Cell sheets prepared for DNA quantitative analysis were digested in 200 μ/ml lysate buffer consisting of 0.5 mg/ml Proteinase K, EDTA solution (5 mM EDTA in 1X PBS) and 0.1% Triton-X for 3 hours, and the working solution (reagent:buffer=1:200) was applied to standard and lysed cell sheet solutions. Samples were analyzed using a microplate reader (SpectraMax ABS, Molecular Devices).

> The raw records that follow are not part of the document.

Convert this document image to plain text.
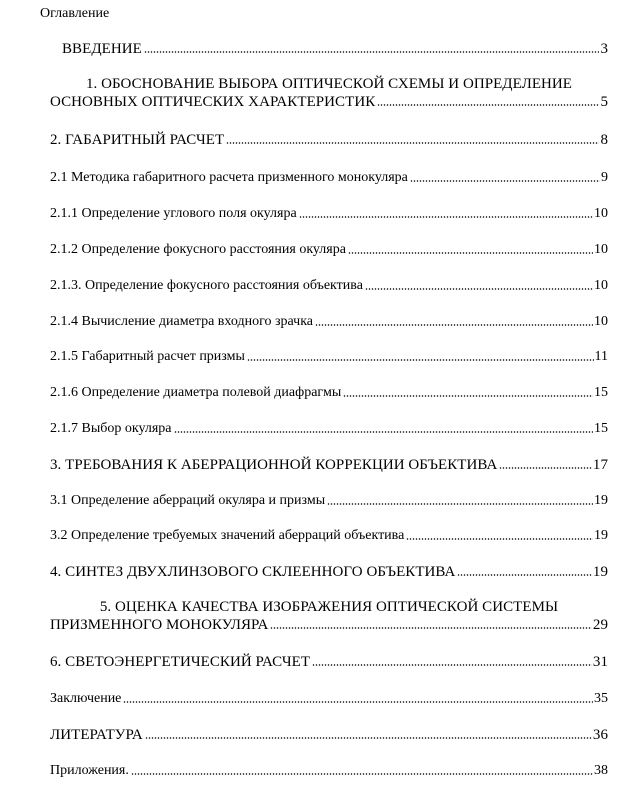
Оглавление
ВВЕДЕНИЕ	3
1. ОБОСНОВАНИЕ ВЫБОРА ОПТИЧЕСКОЙ СХЕМЫ И ОПРЕДЕЛЕНИЕ
ОСНОВНЫХ ОПТИЧЕСКИХ ХАРАКТЕРИСТИК	5
2. ГАБАРИТНЫЙ РАСЧЕТ	8
2.1 Методика габаритного расчета призменного монокуляра	9
2.1.1 Определение углового поля окуляра	10
2.1.2 Определение фокусного расстояния окуляра	10
2.1.3. Определение фокусного расстояния объектива	10
2.1.4 Вычисление диаметра входного зрачка	10
2.1.5 Габаритный расчет призмы	11
2.1.6 Определение диаметра полевой диафрагмы	15
2.1.7 Выбор окуляра	15
3. ТРЕБОВАНИЯ К АБЕРРАЦИОННОЙ КОРРЕКЦИИ ОБЪЕКТИВА	17
3.1 Определение аберраций окуляра и призмы	19
3.2 Определение требуемых значений аберраций объектива	19
4. СИНТЕЗ ДВУХЛИНЗОВОГО СКЛЕЕННОГО ОБЪЕКТИВА	19
5. ОЦЕНКА КАЧЕСТВА ИЗОБРАЖЕНИЯ ОПТИЧЕСКОЙ СИСТЕМЫ
ПРИЗМЕННОГО МОНОКУЛЯРА	29
6. СВЕТОЭНЕРГЕТИЧЕСКИЙ РАСЧЕТ	31
Заключение	35
ЛИТЕРАТУРА	36
Приложения.	38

The results are shown in FIG. 7 . The cell sheets of the control group and the group to which the cell culture platform was applied contained 1143 and 1326 ng of DNA, respectively, confirming that there was a greater amount of DNA in the cell sheets of the group to which the cell culture platform was applied.

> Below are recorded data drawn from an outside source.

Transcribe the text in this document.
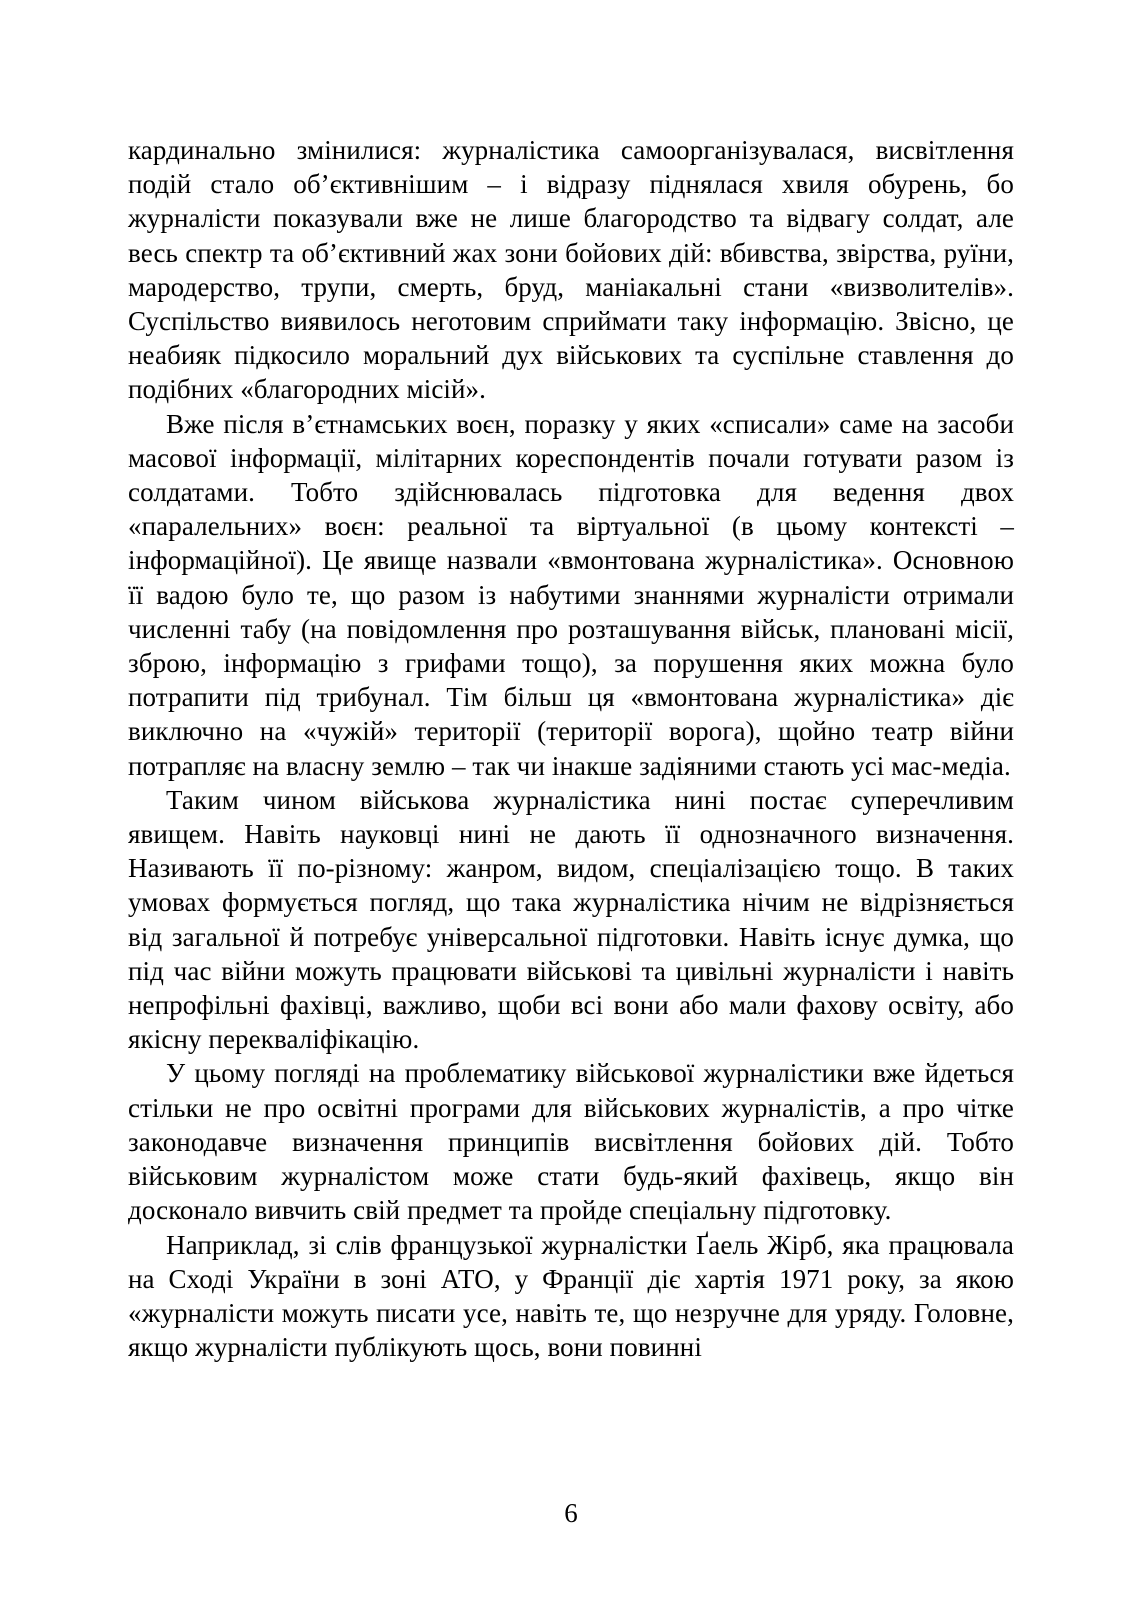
кардинально змінилися: журналістика самоорганізувалася, висвітлення подій стало об’єктивнішим – і відразу піднялася хвиля обурень, бо журналісти показували вже не лише благородство та відвагу солдат, але весь спектр та об’єктивний жах зони бойових дій: вбивства, звірства, руїни, мародерство, трупи, смерть, бруд, маніакальні стани «визволителів». Суспільство виявилось неготовим сприймати таку інформацію. Звісно, це неабияк підкосило моральний дух військових та суспільне ставлення до подібних «благородних місій».

Вже після в’єтнамських воєн, поразку у яких «списали» саме на засоби масової інформації, мілітарних кореспондентів почали готувати разом із солдатами. Тобто здійснювалась підготовка для ведення двох «паралельних» воєн: реальної та віртуальної (в цьому контексті – інформаційної). Це явище назвали «вмонтована журналістика». Основною її вадою було те, що разом із набутими знаннями журналісти отримали численні табу (на повідомлення про розташування військ, плановані місії, зброю, інформацію з грифами тощо), за порушення яких можна було потрапити під трибунал. Тім більш ця «вмонтована журналістика» діє виключно на «чужій» території (території ворога), щойно театр війни потрапляє на власну землю – так чи інакше задіяними стають усі мас-медіа.

Таким чином військова журналістика нині постає суперечливим явищем. Навіть науковці нині не дають її однозначного визначення. Називають її по-різному: жанром, видом, спеціалізацією тощо. В таких умовах формується погляд, що така журналістика нічим не відрізняється від загальної й потребує універсальної підготовки. Навіть існує думка, що під час війни можуть працювати військові та цивільні журналісти і навіть непрофільні фахівці, важливо, щоби всі вони або мали фахову освіту, або якісну перекваліфікацію.

У цьому погляді на проблематику військової журналістики вже йдеться стільки не про освітні програми для військових журналістів, а про чітке законодавче визначення принципів висвітлення бойових дій. Тобто військовим журналістом може стати будь-який фахівець, якщо він досконало вивчить свій предмет та пройде спеціальну підготовку.

Наприклад, зі слів французької журналістки Ґаель Жірб, яка працювала на Сході України в зоні АТО, у Франції діє хартія 1971 року, за якою «журналісти можуть писати усе, навіть те, що незручне для уряду. Головне, якщо журналісти публікують щось, вони повинні

6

Although the preferred embodiment of the present invention has been described above, the present invention is not limited thereto, and various modifications can be made within the scope of the claims, the description of the invention, and the accompanying drawings, and this is also It goes without saying that it falls within the scope of the invention.

Claims

Forming a single cell sheet by culturing cells usable for the production of cultured meat;

obtaining the single cell sheet;

forming a nanofilm on the surface of the cell sheet by coating the single cell sheet obtained above;

stacking the coated single cell sheet to form a multi-layered cell sheet; and

Forming muscle tissue from the stacked cell sheets; Containing, a method for producing cultured meat.
The method of claim 1,

Cells usable for preparing the cultured meat include mesenchymal stem cells (MSCs), induced pluripotent stem cells (iPSCs), satellite cells, adipocytes, or embryonic stem cells. Cells (embryonic stem cells), cultured meat production method.
The method of claim 1,

The coating is to form a multi-layered nanofilm by using any one or two or more selected from the group consisting of electrostatic attraction, van der Waals force, hydrophobic bonding, hydrogen bonding and covalent bonding, cultured meat manufacturing method.
The method of claim 1,

The nanofilm is a method for producing cultured meat that is formed by alternately stacking a positively charged material and a negatively charged material.
5. The method of claim 4,

The positively charged material is any one or two or more selected from the group consisting of chitosan, starch, collagen, gelatin, fibrinogen, silk fibroin, casein, elastin, laminin, and fibronectin.
5. The method of claim 4,

The negatively charged material is any one or two selected from the group consisting of hyaluronic acid, alginate, tannic acid, lignin, cellulose, heparin, carrageenan, agar, xanthan gum, gum arabic, glucomannan, carboxymethyl cellulose (CMC) and tara gum The above, a method for producing cultured meat.
The method of claim 1,

The thickness of the nanofilm is 50 to 5000 nm, the method for producing cultured meat.
The method of claim 1,

After the step of forming the nanofilm, the method for producing cultured meat comprising the step of forming a protective layer.
The method of claim 1,

A method for producing cultured meat by treating ultrasonic waves, electric current, electromagnetic field, magnetic field, or a combination thereof when culturing the coated cells.
The method of claim 1,

After the step of forming the nanofilm, the method for producing cultured meat further comprising the step of adding a cell growth factor.
The method of claim 1,

A method for producing cultured meat further comprising; adding fat and a colorant to the muscle tissue.
12. Cultured meat prepared by the method according to any one of claims 1 to 11.
Board; a porous coating layer in which a positively charged material and a negatively charged material are alternately stacked; And, comprising a protective layer, a cell culture platform for producing cultured meat.
14. The method of claim 13,

The porous coating layer is a cell culture platform for producing cultured meat, wherein the positively charged material and the negatively charged material are cross-linked.
14. The method of claim 13,

The porous coating layer comprises C-phycocyanin, a cell culture platform for producing cultured meat.